«Menina» de Edna 0’Brien é um livro duro, assustador, sombrio
e revoltante que expõe e denuncia uma violência com inúmeros tentáculos que subjuga
e condena inúmeras meninas e mulheres em prol da palavra (supostamente) sagrada
que perpetua tradições sociais e religiosas que em muitos aspectos não são mais
do que a continuação de crimes que continuam impunes ao longo dos séculos.

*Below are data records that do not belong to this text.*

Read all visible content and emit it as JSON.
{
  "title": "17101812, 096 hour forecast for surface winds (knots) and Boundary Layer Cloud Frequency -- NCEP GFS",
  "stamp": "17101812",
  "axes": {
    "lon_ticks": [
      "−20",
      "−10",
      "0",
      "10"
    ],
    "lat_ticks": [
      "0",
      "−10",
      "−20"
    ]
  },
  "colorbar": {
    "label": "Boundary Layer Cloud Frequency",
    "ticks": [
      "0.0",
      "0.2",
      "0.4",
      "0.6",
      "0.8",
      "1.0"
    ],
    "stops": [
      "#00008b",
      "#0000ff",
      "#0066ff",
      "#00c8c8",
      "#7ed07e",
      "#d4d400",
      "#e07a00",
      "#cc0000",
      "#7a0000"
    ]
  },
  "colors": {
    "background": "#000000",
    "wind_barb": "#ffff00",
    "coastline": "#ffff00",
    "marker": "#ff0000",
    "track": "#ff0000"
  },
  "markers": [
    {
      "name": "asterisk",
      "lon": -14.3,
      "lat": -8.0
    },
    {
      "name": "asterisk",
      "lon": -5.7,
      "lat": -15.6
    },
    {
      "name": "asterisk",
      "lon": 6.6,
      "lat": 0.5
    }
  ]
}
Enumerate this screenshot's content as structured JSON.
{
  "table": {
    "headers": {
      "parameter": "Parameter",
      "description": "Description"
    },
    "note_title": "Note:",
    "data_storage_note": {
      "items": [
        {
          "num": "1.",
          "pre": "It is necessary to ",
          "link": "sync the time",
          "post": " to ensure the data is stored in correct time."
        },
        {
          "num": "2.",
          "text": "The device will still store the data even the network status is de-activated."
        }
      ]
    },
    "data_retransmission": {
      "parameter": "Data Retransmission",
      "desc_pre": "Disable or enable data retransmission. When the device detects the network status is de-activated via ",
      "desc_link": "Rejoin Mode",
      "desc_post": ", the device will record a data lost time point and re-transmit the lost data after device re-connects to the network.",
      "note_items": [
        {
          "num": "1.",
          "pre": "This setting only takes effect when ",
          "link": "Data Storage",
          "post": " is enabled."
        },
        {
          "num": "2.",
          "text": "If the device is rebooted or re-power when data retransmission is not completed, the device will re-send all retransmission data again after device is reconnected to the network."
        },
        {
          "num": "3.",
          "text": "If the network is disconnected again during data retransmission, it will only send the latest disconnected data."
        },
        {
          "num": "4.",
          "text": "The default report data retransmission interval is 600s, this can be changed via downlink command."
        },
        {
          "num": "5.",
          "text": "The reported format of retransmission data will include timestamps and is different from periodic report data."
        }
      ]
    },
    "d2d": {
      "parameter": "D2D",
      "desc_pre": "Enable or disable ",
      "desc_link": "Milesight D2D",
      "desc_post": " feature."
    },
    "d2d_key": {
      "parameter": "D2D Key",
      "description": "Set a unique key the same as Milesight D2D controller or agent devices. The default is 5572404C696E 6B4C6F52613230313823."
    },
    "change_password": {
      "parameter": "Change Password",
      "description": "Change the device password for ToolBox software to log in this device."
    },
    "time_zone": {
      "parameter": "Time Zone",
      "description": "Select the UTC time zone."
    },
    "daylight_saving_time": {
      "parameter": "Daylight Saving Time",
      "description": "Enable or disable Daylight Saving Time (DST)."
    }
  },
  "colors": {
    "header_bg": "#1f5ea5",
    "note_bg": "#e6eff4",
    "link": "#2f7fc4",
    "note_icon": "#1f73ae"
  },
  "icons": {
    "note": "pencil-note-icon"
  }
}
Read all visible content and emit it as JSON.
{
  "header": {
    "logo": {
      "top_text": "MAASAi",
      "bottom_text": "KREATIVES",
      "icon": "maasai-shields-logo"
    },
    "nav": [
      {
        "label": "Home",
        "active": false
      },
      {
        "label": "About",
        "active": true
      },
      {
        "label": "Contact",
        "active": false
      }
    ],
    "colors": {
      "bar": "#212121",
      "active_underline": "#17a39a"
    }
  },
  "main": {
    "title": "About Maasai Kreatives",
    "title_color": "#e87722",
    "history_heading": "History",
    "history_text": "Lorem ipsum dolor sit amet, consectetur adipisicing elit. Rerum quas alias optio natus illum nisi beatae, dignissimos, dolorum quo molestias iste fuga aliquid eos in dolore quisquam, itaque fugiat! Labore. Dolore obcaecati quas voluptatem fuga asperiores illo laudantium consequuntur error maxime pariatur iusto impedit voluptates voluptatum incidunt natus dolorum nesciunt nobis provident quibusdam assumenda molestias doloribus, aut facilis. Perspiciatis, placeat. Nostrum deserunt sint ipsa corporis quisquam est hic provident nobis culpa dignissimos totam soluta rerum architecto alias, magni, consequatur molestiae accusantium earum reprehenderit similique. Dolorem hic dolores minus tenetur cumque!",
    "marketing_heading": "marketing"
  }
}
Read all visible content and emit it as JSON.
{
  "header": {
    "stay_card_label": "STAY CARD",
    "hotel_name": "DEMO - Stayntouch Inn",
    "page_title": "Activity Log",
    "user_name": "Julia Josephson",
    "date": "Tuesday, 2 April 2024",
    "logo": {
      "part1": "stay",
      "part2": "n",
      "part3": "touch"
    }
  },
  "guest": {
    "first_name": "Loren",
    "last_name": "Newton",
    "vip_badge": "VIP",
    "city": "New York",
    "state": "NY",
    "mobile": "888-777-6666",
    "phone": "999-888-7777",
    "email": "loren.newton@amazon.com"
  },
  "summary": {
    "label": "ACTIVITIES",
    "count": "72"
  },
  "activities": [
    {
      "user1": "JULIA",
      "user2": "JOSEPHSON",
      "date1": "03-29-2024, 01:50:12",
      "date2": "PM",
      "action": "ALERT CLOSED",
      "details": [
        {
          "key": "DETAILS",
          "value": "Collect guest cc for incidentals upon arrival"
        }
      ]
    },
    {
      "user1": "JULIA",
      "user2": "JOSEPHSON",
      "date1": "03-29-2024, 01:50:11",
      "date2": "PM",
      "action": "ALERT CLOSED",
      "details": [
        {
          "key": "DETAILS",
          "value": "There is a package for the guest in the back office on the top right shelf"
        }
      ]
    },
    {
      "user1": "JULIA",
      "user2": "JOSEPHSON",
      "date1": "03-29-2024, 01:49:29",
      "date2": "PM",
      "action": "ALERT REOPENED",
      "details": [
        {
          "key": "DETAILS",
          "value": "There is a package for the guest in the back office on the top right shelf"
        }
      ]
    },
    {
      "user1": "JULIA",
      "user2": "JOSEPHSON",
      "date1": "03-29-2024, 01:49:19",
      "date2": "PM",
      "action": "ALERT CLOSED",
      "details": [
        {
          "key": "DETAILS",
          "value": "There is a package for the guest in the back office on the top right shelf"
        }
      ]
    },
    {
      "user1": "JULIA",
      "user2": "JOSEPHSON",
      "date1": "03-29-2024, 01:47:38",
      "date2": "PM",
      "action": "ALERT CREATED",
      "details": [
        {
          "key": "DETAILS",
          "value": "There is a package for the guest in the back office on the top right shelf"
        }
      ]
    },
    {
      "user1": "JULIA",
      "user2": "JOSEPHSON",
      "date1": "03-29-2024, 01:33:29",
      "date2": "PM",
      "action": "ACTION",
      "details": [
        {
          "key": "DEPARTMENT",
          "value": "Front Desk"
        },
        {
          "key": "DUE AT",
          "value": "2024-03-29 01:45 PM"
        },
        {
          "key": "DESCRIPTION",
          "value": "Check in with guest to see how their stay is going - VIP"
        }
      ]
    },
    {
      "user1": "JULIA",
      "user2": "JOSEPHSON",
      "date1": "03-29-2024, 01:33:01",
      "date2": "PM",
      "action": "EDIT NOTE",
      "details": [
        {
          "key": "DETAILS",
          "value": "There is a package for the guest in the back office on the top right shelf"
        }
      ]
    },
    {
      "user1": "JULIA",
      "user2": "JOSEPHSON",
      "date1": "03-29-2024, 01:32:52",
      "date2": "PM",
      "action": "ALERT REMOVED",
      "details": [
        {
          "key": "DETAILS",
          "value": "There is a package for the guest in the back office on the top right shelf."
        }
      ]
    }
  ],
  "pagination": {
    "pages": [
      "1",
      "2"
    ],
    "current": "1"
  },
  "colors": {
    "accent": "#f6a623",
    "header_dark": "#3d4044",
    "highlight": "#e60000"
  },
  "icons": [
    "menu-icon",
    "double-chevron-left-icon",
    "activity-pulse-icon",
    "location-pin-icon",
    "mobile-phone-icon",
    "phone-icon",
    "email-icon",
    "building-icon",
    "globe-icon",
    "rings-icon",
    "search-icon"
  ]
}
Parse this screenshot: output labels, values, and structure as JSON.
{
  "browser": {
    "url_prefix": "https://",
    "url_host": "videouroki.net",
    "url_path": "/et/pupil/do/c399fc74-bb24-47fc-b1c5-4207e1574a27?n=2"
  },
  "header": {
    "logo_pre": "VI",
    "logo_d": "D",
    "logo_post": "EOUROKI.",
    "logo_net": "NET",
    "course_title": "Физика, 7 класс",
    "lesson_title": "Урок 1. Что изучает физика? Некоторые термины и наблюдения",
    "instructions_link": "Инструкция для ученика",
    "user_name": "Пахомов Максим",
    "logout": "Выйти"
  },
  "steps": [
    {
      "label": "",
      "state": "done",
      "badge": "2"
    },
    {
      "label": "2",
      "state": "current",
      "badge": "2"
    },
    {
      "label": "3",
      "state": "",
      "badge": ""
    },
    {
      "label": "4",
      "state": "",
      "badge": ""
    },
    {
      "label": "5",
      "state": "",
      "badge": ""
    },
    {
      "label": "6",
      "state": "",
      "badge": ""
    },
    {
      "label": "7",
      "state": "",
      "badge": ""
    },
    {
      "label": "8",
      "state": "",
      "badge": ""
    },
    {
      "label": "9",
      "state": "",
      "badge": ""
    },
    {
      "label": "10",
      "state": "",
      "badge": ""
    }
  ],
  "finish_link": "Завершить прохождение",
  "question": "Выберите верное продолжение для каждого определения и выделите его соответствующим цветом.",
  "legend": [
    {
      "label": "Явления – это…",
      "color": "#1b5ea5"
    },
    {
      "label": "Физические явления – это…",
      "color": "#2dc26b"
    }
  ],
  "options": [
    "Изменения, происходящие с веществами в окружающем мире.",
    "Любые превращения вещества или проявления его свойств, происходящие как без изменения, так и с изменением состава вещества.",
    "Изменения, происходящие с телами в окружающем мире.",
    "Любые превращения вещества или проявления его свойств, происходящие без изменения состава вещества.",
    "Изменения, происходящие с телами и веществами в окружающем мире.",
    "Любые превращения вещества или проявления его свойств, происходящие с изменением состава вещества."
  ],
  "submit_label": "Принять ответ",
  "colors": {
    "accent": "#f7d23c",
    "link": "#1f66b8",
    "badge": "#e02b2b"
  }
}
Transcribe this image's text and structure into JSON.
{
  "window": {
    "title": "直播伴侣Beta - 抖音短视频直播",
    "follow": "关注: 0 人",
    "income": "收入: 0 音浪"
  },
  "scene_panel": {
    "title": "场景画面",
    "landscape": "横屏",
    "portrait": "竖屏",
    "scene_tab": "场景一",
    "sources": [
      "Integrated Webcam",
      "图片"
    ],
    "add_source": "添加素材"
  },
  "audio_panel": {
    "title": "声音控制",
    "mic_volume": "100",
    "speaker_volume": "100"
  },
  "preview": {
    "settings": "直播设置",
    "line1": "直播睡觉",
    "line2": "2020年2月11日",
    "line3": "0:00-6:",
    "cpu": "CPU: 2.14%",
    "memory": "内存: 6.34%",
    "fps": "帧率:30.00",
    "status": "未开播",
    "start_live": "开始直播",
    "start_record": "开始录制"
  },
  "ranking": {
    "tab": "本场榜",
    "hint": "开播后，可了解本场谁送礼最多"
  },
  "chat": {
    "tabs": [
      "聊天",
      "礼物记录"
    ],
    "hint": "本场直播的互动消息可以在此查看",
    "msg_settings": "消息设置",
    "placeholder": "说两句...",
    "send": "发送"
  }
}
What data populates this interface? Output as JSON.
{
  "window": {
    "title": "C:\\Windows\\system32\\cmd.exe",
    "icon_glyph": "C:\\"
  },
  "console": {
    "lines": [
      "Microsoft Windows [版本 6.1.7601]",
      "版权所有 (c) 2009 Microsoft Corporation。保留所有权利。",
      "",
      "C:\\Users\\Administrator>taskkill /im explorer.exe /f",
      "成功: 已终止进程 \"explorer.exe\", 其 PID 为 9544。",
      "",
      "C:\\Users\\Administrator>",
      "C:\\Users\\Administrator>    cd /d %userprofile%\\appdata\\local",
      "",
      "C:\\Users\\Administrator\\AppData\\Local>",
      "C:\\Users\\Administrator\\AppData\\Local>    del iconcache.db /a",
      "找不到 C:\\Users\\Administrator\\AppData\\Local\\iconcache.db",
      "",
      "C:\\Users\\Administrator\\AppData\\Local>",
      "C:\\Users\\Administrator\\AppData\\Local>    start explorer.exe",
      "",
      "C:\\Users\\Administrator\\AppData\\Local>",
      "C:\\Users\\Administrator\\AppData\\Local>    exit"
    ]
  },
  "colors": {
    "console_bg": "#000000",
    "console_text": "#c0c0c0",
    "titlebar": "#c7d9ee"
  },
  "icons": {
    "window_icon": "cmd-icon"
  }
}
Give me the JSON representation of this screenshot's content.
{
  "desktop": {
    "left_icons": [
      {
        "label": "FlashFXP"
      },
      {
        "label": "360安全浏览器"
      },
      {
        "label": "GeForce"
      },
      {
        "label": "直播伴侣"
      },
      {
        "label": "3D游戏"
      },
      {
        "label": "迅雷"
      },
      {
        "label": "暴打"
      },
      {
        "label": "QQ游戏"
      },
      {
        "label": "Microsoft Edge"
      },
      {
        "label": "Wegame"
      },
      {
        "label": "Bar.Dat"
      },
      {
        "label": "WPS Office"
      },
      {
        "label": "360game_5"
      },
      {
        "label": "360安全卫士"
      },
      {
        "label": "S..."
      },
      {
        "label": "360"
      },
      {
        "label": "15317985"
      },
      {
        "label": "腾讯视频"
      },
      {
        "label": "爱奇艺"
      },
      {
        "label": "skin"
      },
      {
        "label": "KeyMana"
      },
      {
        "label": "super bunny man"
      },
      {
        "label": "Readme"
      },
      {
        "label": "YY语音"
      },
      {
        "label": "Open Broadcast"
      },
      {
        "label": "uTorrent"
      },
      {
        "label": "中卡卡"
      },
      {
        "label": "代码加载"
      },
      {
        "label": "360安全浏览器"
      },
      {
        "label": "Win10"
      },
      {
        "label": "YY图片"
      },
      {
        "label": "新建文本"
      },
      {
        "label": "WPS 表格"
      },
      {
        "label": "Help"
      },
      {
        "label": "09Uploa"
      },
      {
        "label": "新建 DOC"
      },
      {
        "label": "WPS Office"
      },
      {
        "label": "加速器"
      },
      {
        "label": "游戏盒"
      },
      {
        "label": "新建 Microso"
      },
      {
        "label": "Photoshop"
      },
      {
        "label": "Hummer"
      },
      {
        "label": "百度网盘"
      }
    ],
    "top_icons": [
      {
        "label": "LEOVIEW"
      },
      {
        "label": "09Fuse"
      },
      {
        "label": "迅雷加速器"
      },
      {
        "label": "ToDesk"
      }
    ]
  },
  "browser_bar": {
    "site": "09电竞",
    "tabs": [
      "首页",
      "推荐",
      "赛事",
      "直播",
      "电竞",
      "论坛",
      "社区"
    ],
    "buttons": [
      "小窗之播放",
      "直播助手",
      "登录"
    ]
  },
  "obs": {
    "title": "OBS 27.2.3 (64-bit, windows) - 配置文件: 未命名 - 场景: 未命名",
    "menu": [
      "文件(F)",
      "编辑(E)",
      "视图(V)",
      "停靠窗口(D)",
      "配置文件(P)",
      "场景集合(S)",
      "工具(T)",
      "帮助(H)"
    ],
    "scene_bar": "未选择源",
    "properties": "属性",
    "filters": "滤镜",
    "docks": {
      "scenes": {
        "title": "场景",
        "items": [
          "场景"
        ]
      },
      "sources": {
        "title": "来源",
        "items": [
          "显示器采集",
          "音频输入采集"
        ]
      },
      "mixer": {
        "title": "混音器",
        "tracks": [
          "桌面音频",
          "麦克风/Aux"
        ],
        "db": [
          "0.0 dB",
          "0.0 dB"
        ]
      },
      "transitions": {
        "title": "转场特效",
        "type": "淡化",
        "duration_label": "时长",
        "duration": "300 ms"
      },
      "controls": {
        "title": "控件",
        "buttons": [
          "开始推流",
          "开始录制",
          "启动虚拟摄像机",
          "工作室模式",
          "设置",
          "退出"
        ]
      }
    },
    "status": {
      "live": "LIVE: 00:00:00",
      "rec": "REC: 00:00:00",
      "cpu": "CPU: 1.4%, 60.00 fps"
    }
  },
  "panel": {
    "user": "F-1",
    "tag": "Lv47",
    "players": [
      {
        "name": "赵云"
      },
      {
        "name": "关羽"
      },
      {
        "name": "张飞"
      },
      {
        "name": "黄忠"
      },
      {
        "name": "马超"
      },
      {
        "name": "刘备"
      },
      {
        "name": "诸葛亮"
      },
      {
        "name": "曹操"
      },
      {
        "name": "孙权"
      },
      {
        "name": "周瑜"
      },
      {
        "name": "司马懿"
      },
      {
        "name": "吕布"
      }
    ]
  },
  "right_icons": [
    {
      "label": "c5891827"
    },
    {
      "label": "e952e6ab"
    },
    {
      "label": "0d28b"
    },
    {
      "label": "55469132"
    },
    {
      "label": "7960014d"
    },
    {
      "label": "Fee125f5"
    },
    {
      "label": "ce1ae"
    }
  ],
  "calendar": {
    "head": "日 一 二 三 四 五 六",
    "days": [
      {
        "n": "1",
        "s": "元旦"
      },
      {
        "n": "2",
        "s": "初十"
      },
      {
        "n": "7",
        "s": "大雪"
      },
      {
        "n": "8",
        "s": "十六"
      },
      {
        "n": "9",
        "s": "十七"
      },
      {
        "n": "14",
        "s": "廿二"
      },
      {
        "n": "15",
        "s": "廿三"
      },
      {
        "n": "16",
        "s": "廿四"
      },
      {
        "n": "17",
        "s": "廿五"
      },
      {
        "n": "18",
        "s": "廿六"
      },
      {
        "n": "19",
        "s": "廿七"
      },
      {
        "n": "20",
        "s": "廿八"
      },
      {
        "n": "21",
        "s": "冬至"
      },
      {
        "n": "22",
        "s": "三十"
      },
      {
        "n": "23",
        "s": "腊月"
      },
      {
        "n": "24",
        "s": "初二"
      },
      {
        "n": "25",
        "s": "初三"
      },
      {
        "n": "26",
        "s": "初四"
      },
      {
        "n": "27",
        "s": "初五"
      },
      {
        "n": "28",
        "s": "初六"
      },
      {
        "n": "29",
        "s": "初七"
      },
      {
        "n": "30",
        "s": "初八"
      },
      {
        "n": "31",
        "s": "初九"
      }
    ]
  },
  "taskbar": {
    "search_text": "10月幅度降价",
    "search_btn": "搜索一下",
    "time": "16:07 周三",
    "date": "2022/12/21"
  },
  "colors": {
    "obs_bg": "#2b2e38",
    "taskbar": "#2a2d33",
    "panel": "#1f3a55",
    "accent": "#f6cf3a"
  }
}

“À noite quando fico acordada, vejo o céu. Um céu vasto e
violeta, uma terra de beleza que se tornou um lugar de dor. Tantas raparigas
mortas. O triste abate das árvores.”
“As nossas blusas brancas, os nossos uniformes e lenços
depressa se dissolveram em flocos leves de cinza-pardo que pairavam por um
momento e depois eram levados a encontrar o seu caminho por entre os espaços do
arama farpado. Segui-os mentalmente, e tola, julguei que os flocos incinerados
seriam os nossos mensageiros.”
Apesar de perturbador, é um romance com passagens líricas e
luminosas, onde uma centelha, mesmo por muito pequena que seja, de inocência e
esperança, ainda paira sobre os pensamentos desta Menina. Embora logo de
seguida, arrepie o leitor com descrições ritmadas e hipnóticas de episódios
bárbaros e brutais.
“(…) carinhos
de mão cheios de pedras, empilhadas, pardas e malignas. Eram de todas as cores,
cinzentas, pretas, cor de carvão, com arestas afiladas, e haviam sido
especialmente escolhidas para o que se seguiria. (…)
Meteram-na na cova,
invisível para todos, ficando apenas à vista a cabeça e o pescoço, que passava
no rebordo na perfeição.
A excitação
estava a aumentar. Os homens troçavam e pediam que lhes dessem a honra de
atirar a primeira pedra. (…) As pedras caíam desenfreadamente, acertando com
monstruosidade naquele que fora o rosto mais lendário do enclave.
Tiras do outro
lado do maxilar pendiam (…). As próprias pedras ficavam sujas ao cair, mas eram
apanhadas de novo, para continuar o ataque.”
Existe um poder
e um pesar nas palavras de O’Brien, um poder que nos esmaga enquanto leitores e
nos faz ranger os dentes enquanto os olhos se enchem de água. A narrativa está
brilhantemente encadeada para que todas as emoções se alinhem enquanto torcemos
por Buki, Maryam e Babby. O destino só pode ser de refúgio e reparação, com
alguém que as receba, as acompanhe e lhes mostre um caminho menos sinuoso. Já
que a sociedade de onde foram abruptamente roubadas, lhes nega o direito ao
digno retorno e integração. A comunidade não quer os relatos das vítimas, os testemunhos
assustadores; não quer elos de sangue com guerrilheiros, não quer uma escrava
sexual de volta ao seio familiar.
Os pecados deles
são agora os pecados dela!
“-Não tenho
idade para ser tua mãe – digo-lhe, a medo.
A sua expressão
é vazia, ausente, o seu dedo aponta para longe com uma espécie de investida
interrogativa. Começo a chorar. Choro do fundo do meu ventre. Choro de onde
quer que deveria estar a raiz do meu amor por ela. Ela nunca me viu chorar
abertamente. Baixa o dedo e enterra a cabeça no meu peito. O bater do meu coração
é o único refúgio que tem.”
Para além da
violência e da denúncia, «Menina» é um romance sobre coragem, resiliência e
superação. É um elogio às meninas, às mulheres e às mães. Essencialmente às mães
(…) descalças, suplicantes, a viver de restos, mas sem nunca desistirem, sem
nunca desistirem. Elas não lhes cortam a garganta. Não cortam a garganta aos
filhos para lhes beberem o sangue. Suportam tudo, tal como suportaram dar os
filhos à luz. Pergunta como o fazem, essas mães com os filhos, como o fazem,
como é que tu o fazes.”
Como é que o
fazem? Como é que conseguem em condições tão violentas e indignas e no meio de
tanta devastação exterior e interior. Como é que conseguem superar, é essa a
questão que ressoa e nos faz ponderar e valorizar o que temos.